Real estate prices were now falling rapidly, and banks around the world were confronted with huge losses in their books. No bank trusted the other; no one lent money now to the other. In the summer of 2008, the US government prevented the insolvency of the three big banks Bear Stearns, Fannie Mae and Freddie Mac with many billions of dollars, while letting smaller banks go bankrupt.
The reason for the rescue of large banks and the ritual sacrifice of small ones was called "too big to fail". It was argued that a bankruptcy of large banks, so-called "systemically important" banks, could drag the entire global economy into the abyss. But then, in the fall of 2008, the fourth major US bank stumbled, Lehmann Brothers, a bank that was larger than all the other bailouts so far. There was negotiation and poker. Would the government save them? Would other banks step in to prevent a system collapse? In the end, nobody helped. On September 15, 2008, the bank Lehman Brothers declared bankruptcy and started an avalanche. Private customers lost over $200 billion in savings. Unsuspecting savers around the world, including many older people who, thanks to the "expert" advice from their bank, had put their savings into complex investment forms from Lehmann Brothers. Nobody had pointed out the risks of such investments to them and now they were left with nothing.
Other banks plunged into the abyss in the United States, England, Iceland, and Greece.
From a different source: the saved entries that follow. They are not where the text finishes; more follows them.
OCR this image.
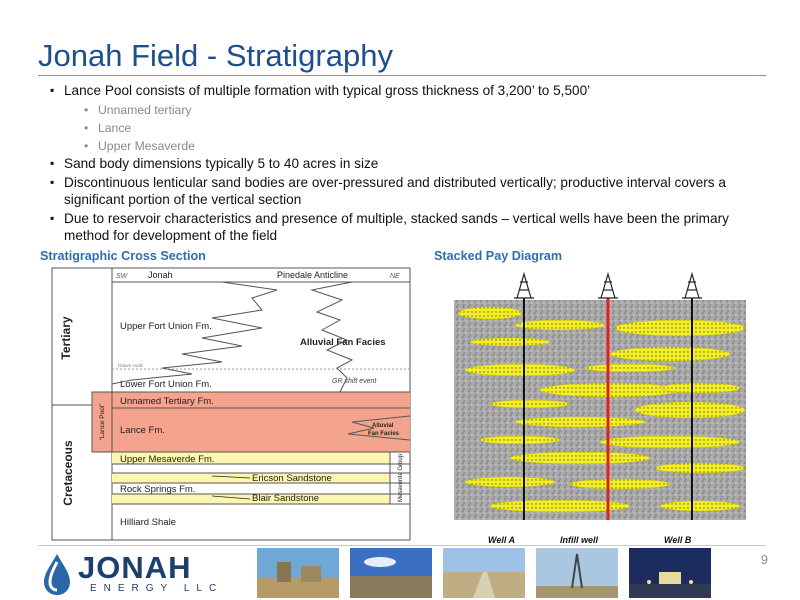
Jonah Field - Stratigraphy
▪ Lance Pool consists of multiple formation with typical gross thickness of 3,200’ to 5,500’
• Unnamed tertiary
• Lance
• Upper Mesaverde
▪ Sand body dimensions typically 5 to 40 acres in size
▪ Discontinuous lenticular sand bodies are over-pressured and distributed vertically; productive interval covers a significant portion of the vertical section
▪ Due to reservoir characteristics and presence of multiple, stacked sands – vertical wells have been the primary method for development of the field
Stratigraphic Cross Section	Stacked Pay Diagram
SW Jonah	Pinedale Anticline	NE
Upper Fort Union Fm.
Alluvial Fan Facies
Datum coals
GR shift event
Lower Fort Union Fm.
Unnamed Tertiary Fm.
Lance Fm.	Alluvial
Fan Facies
Upper Mesaverde Fm.
Ericson Sandstone
Rock Springs Fm.
Blair Sandstone
Hilliard Shale
Tertiary
Cretaceous
“Lance Pool”
Mesaverde Group
Well A	Infill well	Well B
9
JONAH
ENERGY LLC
Worldwide people who had lost everything in the crash demonstrated, not understanding how this could have happened. They were angry, bewildered and shocked. The banks became an enemy and the "Occupy Wall Street" activists went for the throat of the financial elite. The stock markets crashed, global trade plummeted and a dramatic recession spread worldwide. What followed was the biggest global economic crisis since the 1930s. The states cut interest rates significantly and once again pumped tons of new money into the markets to stabilize them, which again led to inflation. After the real estate bubble, an even larger debt bubble developed. Governments worldwide saved banks with taxpayers' money. That means, they bought the debt from the shareholders of the banks and thus transferred it to the citizens. The banks were allowed to set up so-called “bad banks”. These were huge, virtual rubbish dumps on which all bad loans could be dumped. The banks were rid of their losses and suddenly had clean balance sheets again. And the citizens paid the bill – it was like magic!
The death of many small, mostly local banks led to numerous bankruptcies of small companies, which in turn benefited the large corporations. So there were clear winners of the financial and banking crash, namely the owners of the BIG companies and the BIG banks!
This brings us back to the consequences of globalization and neoliberalism, because if a company is big enough and is internationally positioned, then it can no longer be allowed to go bankrupt because it would generate an unpredictable conflagration. Small businesses on the other hand will never cause politicians much of a headache. We must never forget this when we talk about the events of 2020.